One of the largest Vietnamese communities in the United States resides in Houston and along the Gulf coast in Texas, Louisiana and Alabama. They now have a chance to reconnect with the rich history of their homeland through a new art exhibit at the Museum of Fine Arts in Houston called "Arts of Vietnam, From River Plain to Open Sea." The exhibit showcases some spectacular works of ancient art with influences from all over Asia.
Jointly sponsored by the Museum of Fine Arts in Houston and the New York-based Asia Society, the Vietnamese art exhibit contains over 100 ancient works never seen before outside of Vietnam. On loan from Vietnam's leading museums, the artifacts, sculptures and carvings reveal the richness of both the indigenous cultures of the Southeast Asian nation and the many influences from nearby countries like India and China.
Nancy Tingley, an independent art history scholar from California, who serves as curator for this exhibit, worked for 20 years to put it together. "The problem was that we did not have diplomatic relations with Vietnam until 1995 and we began working on the exhibition in 1988. It was not moving forward because they did not feel comfortable sending their art out of the country. At that point, I think in 1994, we, more or less, shelved the project until the early 2000's when we came back to it and started working on it again," she said.

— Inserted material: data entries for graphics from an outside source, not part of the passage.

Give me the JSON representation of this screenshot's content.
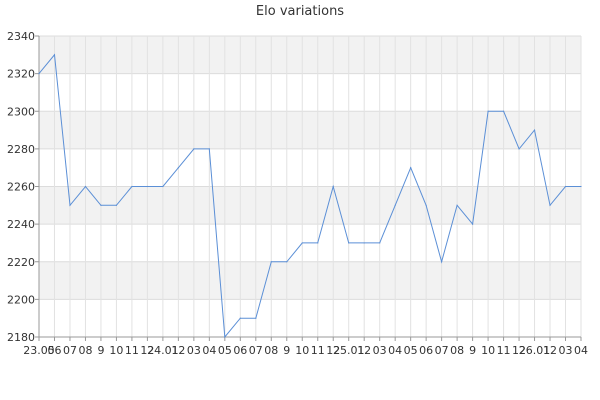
{
  "chart_data": {
    "type": "line",
    "title": "Elo variations",
    "xlabel": "",
    "ylabel": "",
    "ylim": [
      2180,
      2340
    ],
    "y_ticks": [
      2180,
      2200,
      2220,
      2240,
      2260,
      2280,
      2300,
      2320,
      2340
    ],
    "grid": true,
    "banded_background": true,
    "x_tick_labels": [
      "23.05",
      "06",
      "07",
      "08",
      "9",
      "10",
      "11",
      "12",
      "24.01",
      "12",
      "03",
      "04",
      "05",
      "06",
      "07",
      "08",
      "9",
      "10",
      "11",
      "12",
      "25.01",
      "12",
      "03",
      "04",
      "05",
      "06",
      "07",
      "08",
      "9",
      "10",
      "11",
      "12",
      "26.01",
      "12",
      "03",
      "04"
    ],
    "series": [
      {
        "values": [
          2320,
          2330,
          2250,
          2260,
          2250,
          2250,
          2260,
          2260,
          2260,
          2270,
          2280,
          2280,
          2180,
          2190,
          2190,
          2220,
          2220,
          2230,
          2230,
          2260,
          2230,
          2230,
          2230,
          2250,
          2270,
          2250,
          2220,
          2250,
          2240,
          2300,
          2300,
          2280,
          2290,
          2250,
          2260,
          2260
        ],
        "color": "#5b8fd6"
      }
    ]
  }
}
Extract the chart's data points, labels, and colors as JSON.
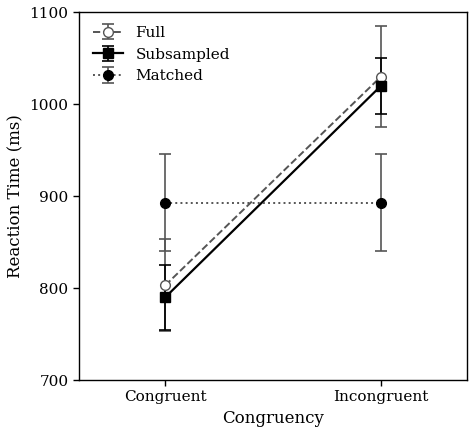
{
  "x_positions": [
    1,
    2
  ],
  "x_labels": [
    "Congruent",
    "Incongruent"
  ],
  "xlabel": "Congruency",
  "ylabel": "Reaction Time (ms)",
  "ylim": [
    700,
    1100
  ],
  "yticks": [
    700,
    800,
    900,
    1000,
    1100
  ],
  "xlim": [
    0.6,
    2.4
  ],
  "series": [
    {
      "label": "Full",
      "y": [
        803,
        1030
      ],
      "yerr": [
        50,
        55
      ],
      "color": "#555555",
      "linestyle": "--",
      "marker": "o",
      "markerfacecolor": "white",
      "markeredgecolor": "#555555",
      "markersize": 7,
      "linewidth": 1.4
    },
    {
      "label": "Subsampled",
      "y": [
        790,
        1020
      ],
      "yerr": [
        35,
        30
      ],
      "color": "#000000",
      "linestyle": "-",
      "marker": "s",
      "markerfacecolor": "black",
      "markeredgecolor": "#000000",
      "markersize": 7,
      "linewidth": 1.6
    },
    {
      "label": "Matched",
      "y": [
        893,
        893
      ],
      "yerr": [
        53,
        53
      ],
      "color": "#555555",
      "linestyle": ":",
      "marker": "o",
      "markerfacecolor": "black",
      "markeredgecolor": "#000000",
      "markersize": 7,
      "linewidth": 1.4
    }
  ],
  "legend_loc": "upper left",
  "background_color": "#ffffff",
  "capsize": 4,
  "label_fontsize": 12,
  "tick_fontsize": 11,
  "legend_fontsize": 11
}
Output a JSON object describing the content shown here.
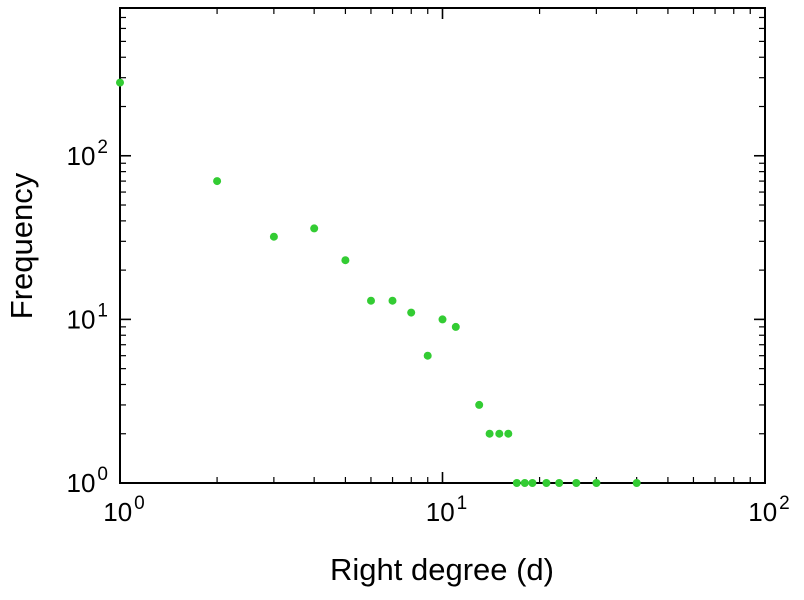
{
  "chart_data": {
    "type": "scatter",
    "title": "",
    "xlabel": "Right degree (d)",
    "ylabel": "Frequency",
    "xscale": "log",
    "yscale": "log",
    "xlim": [
      1,
      100
    ],
    "ylim": [
      1,
      800
    ],
    "x_major_ticks": [
      1,
      10,
      100
    ],
    "y_major_ticks": [
      1,
      10,
      100
    ],
    "tick_label_base": "10",
    "x_tick_exponents": [
      "0",
      "1",
      "2"
    ],
    "y_tick_exponents": [
      "0",
      "1",
      "2"
    ],
    "grid": false,
    "legend": null,
    "frame_color": "#000000",
    "point_color": "#33cc33",
    "point_radius": 4,
    "points": [
      [
        1,
        280
      ],
      [
        2,
        70
      ],
      [
        3,
        32
      ],
      [
        4,
        36
      ],
      [
        5,
        23
      ],
      [
        6,
        13
      ],
      [
        7,
        13
      ],
      [
        8,
        11
      ],
      [
        9,
        6
      ],
      [
        10,
        10
      ],
      [
        11,
        9
      ],
      [
        13,
        3
      ],
      [
        14,
        2
      ],
      [
        15,
        2
      ],
      [
        16,
        2
      ],
      [
        17,
        1
      ],
      [
        18,
        1
      ],
      [
        19,
        1
      ],
      [
        21,
        1
      ],
      [
        23,
        1
      ],
      [
        26,
        1
      ],
      [
        30,
        1
      ],
      [
        40,
        1
      ]
    ]
  }
}
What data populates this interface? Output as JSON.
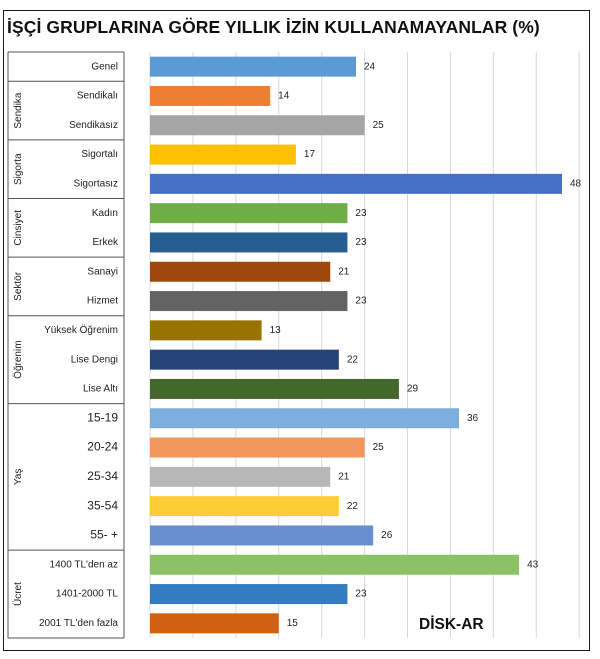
{
  "title": "İŞÇİ GRUPLARINA GÖRE YILLIK İZİN KULLANAMAYANLAR (%)",
  "watermark": "DİSK-AR",
  "chart_data": {
    "type": "bar",
    "orientation": "horizontal",
    "title": "İŞÇİ GRUPLARINA GÖRE YILLIK İZİN KULLANAMAYANLAR (%)",
    "xlim": [
      0,
      50
    ],
    "grid": true,
    "legend": "none",
    "groups": [
      {
        "name": "",
        "start": 0,
        "end": 0
      },
      {
        "name": "Sendika",
        "start": 1,
        "end": 2
      },
      {
        "name": "Sigorta",
        "start": 3,
        "end": 4
      },
      {
        "name": "Cinsiyet",
        "start": 5,
        "end": 6
      },
      {
        "name": "Sektör",
        "start": 7,
        "end": 8
      },
      {
        "name": "Öğrenim",
        "start": 9,
        "end": 11
      },
      {
        "name": "Yaş",
        "start": 12,
        "end": 16
      },
      {
        "name": "Ücret",
        "start": 17,
        "end": 19
      }
    ],
    "categories": [
      "Genel",
      "Sendikalı",
      "Sendikasız",
      "Sigortalı",
      "Sigortasız",
      "Kadın",
      "Erkek",
      "Sanayi",
      "Hizmet",
      "Yüksek Öğrenim",
      "Lise Dengi",
      "Lise Altı",
      "15-19",
      "20-24",
      "25-34",
      "35-54",
      "55- +",
      "1400 TL'den az",
      "1401-2000 TL",
      "2001 TL'den fazla"
    ],
    "values": [
      24,
      14,
      25,
      17,
      48,
      23,
      23,
      21,
      23,
      13,
      22,
      29,
      36,
      25,
      21,
      22,
      26,
      43,
      23,
      15
    ],
    "colors": [
      "#5b9bd5",
      "#ed7d31",
      "#a5a5a5",
      "#ffc000",
      "#4472c4",
      "#70ad47",
      "#255e91",
      "#9e480e",
      "#636363",
      "#997300",
      "#264478",
      "#43682b",
      "#7cafdd",
      "#f1975a",
      "#b7b7b7",
      "#ffcd33",
      "#698ed0",
      "#8cc168",
      "#327dc2",
      "#d26012"
    ],
    "large_label_indices": [
      12,
      13,
      14,
      15,
      16
    ]
  }
}
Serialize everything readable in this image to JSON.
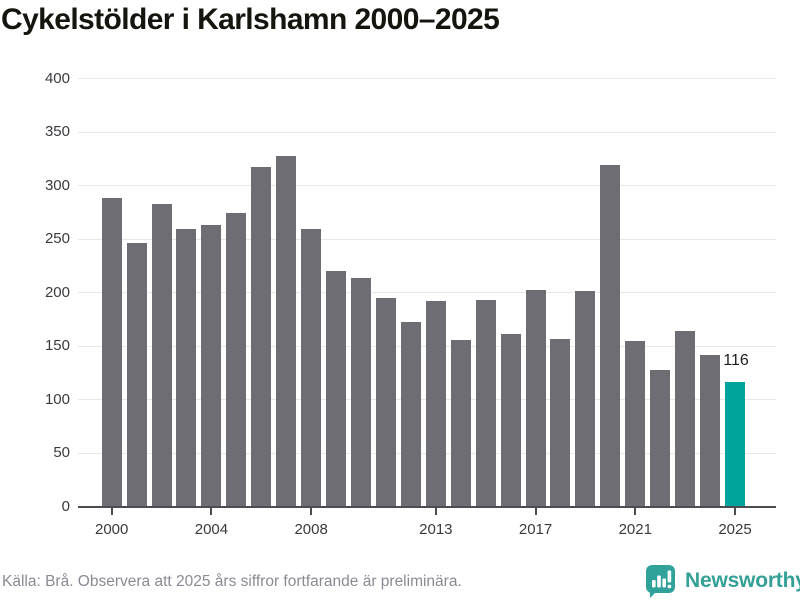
{
  "chart_data": {
    "type": "bar",
    "title": "Cykelstölder i Karlshamn 2000–2025",
    "categories": [
      "2000",
      "2001",
      "2002",
      "2003",
      "2004",
      "2005",
      "2006",
      "2007",
      "2008",
      "2009",
      "2010",
      "2011",
      "2012",
      "2013",
      "2014",
      "2015",
      "2016",
      "2017",
      "2018",
      "2019",
      "2020",
      "2021",
      "2022",
      "2023",
      "2024",
      "2025"
    ],
    "values": [
      288,
      246,
      283,
      259,
      263,
      274,
      317,
      328,
      259,
      220,
      214,
      195,
      172,
      192,
      156,
      193,
      161,
      202,
      157,
      201,
      319,
      155,
      128,
      164,
      142,
      116
    ],
    "ylim": [
      0,
      400
    ],
    "yticks": [
      0,
      50,
      100,
      150,
      200,
      250,
      300,
      350,
      400
    ],
    "xtick_labels": [
      "2000",
      "2004",
      "2008",
      "2013",
      "2017",
      "2021",
      "2025"
    ],
    "xtick_indices": [
      0,
      4,
      8,
      13,
      17,
      21,
      25
    ],
    "grid": true,
    "legend": "none",
    "bar_color": "#6e6d73",
    "highlight_color": "#00a49c",
    "highlight_category": "2025",
    "highlight_value_label": "116"
  },
  "footer": {
    "source": "Källa: Brå. Observera att 2025 års siffror fortfarande är preliminära.",
    "brand": "Newsworthy",
    "brand_color": "#35a095"
  }
}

Visitors to the museum will be able to see massive stone sculptures depicting Hindu gods as well as Buddha, funerary jars, ancient jewelry and delicately decorated ceramics found in a shipwreck off the coast of central Vietnam. Nancy Tingley says the goal is to show the variety and quality of art found in Vietnam. "My sense in Vietnam is that if you stuck a shovel in the ground, you would find something. It is such an incredibly rich culture and one of the things we wanted to show in the exhibition was the sense of breadth, the early bronze culture as well as the coming in of Hinduism and Buddhaism from India, the constant contact with China as a trading partner," she said.
Thousands of refugees from Vietnam took up residence in this part of Texas and neighboring states after the Vietnam war ended in the mid-1970's. Tingley says she hopes they and their families will come to see these art works that form part of their heritage. "That is one reason we had hoped from the very beginning that it would be here in Houston because we know there is a very big Vietnamese community and we wanted to honor them with the opportunity to see this material," she said.
One of the early visitors to the exhibit was John Nguyen, who works with a Houston Vietnamese community organization. He says this exhibit is especially important for the children of immigrants who may have very little knowledge of Vietnam and its cultural history. "They never have been in Vietnam or even if they have been in Vietnam, they never knew about this culture and this very beautiful history, where they come from, and this is very good," he said.
Thirty-five-year-old Cristina Tran was born in Vietnam, but grew up here. Even though she already knew some of Vietnam's history, she says seeing these art works has motivated her to learn more. "Honestly, I have never thought that Vietnam had such a long, extended history. I am guessing a lot of first and second generation Vietnamese children here are not aware that we had kings, because they are so consumed with trying to adapt to life over here that they forget," she said.
The exhibit "Arts of Vietnam: From River Plain to Open Sea" will remain in Houston until January third of next year and then go on display in New York from February second to May second.